Estilo de vida
04/11/2019 às 13:00•2 min de leitura
O dia 4 de novembro é o Dia das Favelas. Palco de histórias, músicas, conflitos e "pacificações", a verdade é que o surgimento, espalhamento e consolidação das favelas ainda são aspectos obscuros da história humana, arquitetônica e social do Rio de Janeiro, cidade onde a designação “favela” começou a ser usada.
E por não conhecerem as práticas, a organização e a dinâmica daquelas comunidades, as pessoas, com boas ou más intenções, passam a construir preconceitos e julgamentos de valor, como se cada “favelado” fosse dotado de características comuns a todos os outros moradores do lugar.
Paulo Barreto, um dos maiores jornalistas brasileiros do início do século XX, escrevia, sob o pseudônimo de João do Rio, que as favelas eram um “outro mundo” dentro da realidade carioca. E as descrevia da seguinte forma em 1911: “O morro era como outro qualquer morro. (...) A iluminação desaparecera. Estávamos na roça, no sertão, longe da cidade. (...) De um lado e de outro casinhas estreitas, feitas de tábua de caixão, com cercados indicando quintais”.
Dois cronistas, estes do século XXI, Sidney da Silva e Marcos Paulo de Jesus Peizoto, conhecidos como MC Cidinho e MC Doca, registraram num funk o que é viver numa favela: “Eu só quero é ser feliz, andar tranquilamente na favela onde eu nasci, e poder me orgulhar, e ter a consciência que o pobre tem o seu lugar”.
Mas, afinal, qual é a verdadeira favela? A que sofre com falta de infraestrutura urbana ou o antro de marginais? O morro de Santo Antônio de João do Rio ou a Cidade de Deus de Cidinho & Doca? A comunidade onde cidadãos tentam viver em paz ou as representações estereotipadas que rendem fatos, votos e medos?
Para começarmos a entender essa história, é preciso buscar longe, no tempo e no espaço, a origem da palavra “favela”.
Divisão de artilharia na Guerra de Canudos.
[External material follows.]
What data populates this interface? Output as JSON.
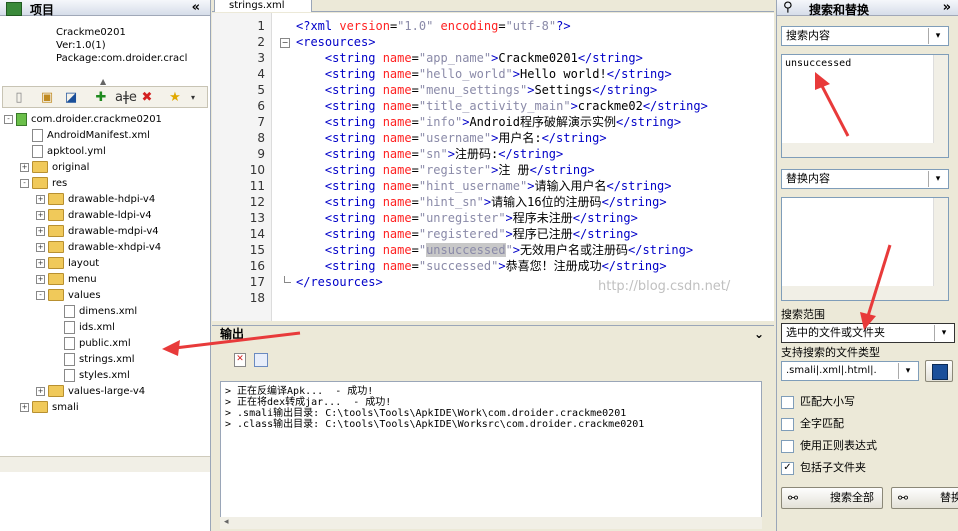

Atrás, o morro da Favela (Fonte: Flávio de Barros/Acervo Museu da República)
“Conjunto de habitações populares toscamente construídas (por via de regra em morros) e com recursos higiênicos deficientes”. Essa é a descrição no dicionário Aurélio sobre o brasileirismo “favela”. A origem do nome, no entanto, está ligada a um dos maiores clássicos da literatura brasileira: Os Sertões, do escritor fluminense Euclides da Cunha.
A obra, publicada em 1902, é considerada o primeiro livro-reportagem escrito no Brasil, pois seu autor era correspondente do jornal O Estado de S. Paulo. Os sertões descritos com riqueza de detalhes referem-se à região baiana onde ocorreu a chamada guerra dos Canudos, nos anos de 1896 e 1897.
No livro, o jornalista se refere da seguinte maneira ao local onde se amotinaram os fiéis do beato Antônio Conselheiro: “elítica curva fechada ao sul por um morro, o da Favela, em torno de larga planura ondeante onde se erigia o arraial de Canudos…”. O nome do morro devia-se a uma planta comum na região, as favelas (Jatropha phyllacantha), “anônimas ainda na ciência — ignoradas dos sábios, conhecidas demais pelos tabaréus…”.
Quis o destino que o morro da Favela, pela sua localização estratégica, abrigasse as tropas federais enviadas para esmagar a revolta. E assim foi feito: o arraial foi destruído e grande parte dos 25 mil moradores morreram, além de cerca de 5 mil soldados.
Antenor Nascentes, etimólogo carioca, fala sobre os sobreviventes em seu Dicionário Etimológico de 1932: “Veteranos da campanha pediram permissão ao Ministério da Guerra para construir casas para suas famílias no morro da Providência [no Rio de Janeiro]. Daí por diante, o morro, seja como recordação da campanha, seja por alguma semelhança de aspecto ou por estar sobranceiro à cidade, como o de Canudos, passou a chamar-se da Favela, nome que se tornou por assim dizer nacional”.
Foi assim que esse tipo de assentamento — que se tornou cada vez mais comum desde então — passou a ser denomidado favela, pegando emprestado o nome que veio do morro baiano perto de Canudos e batizou originalmente o morro da Providência, no Rio.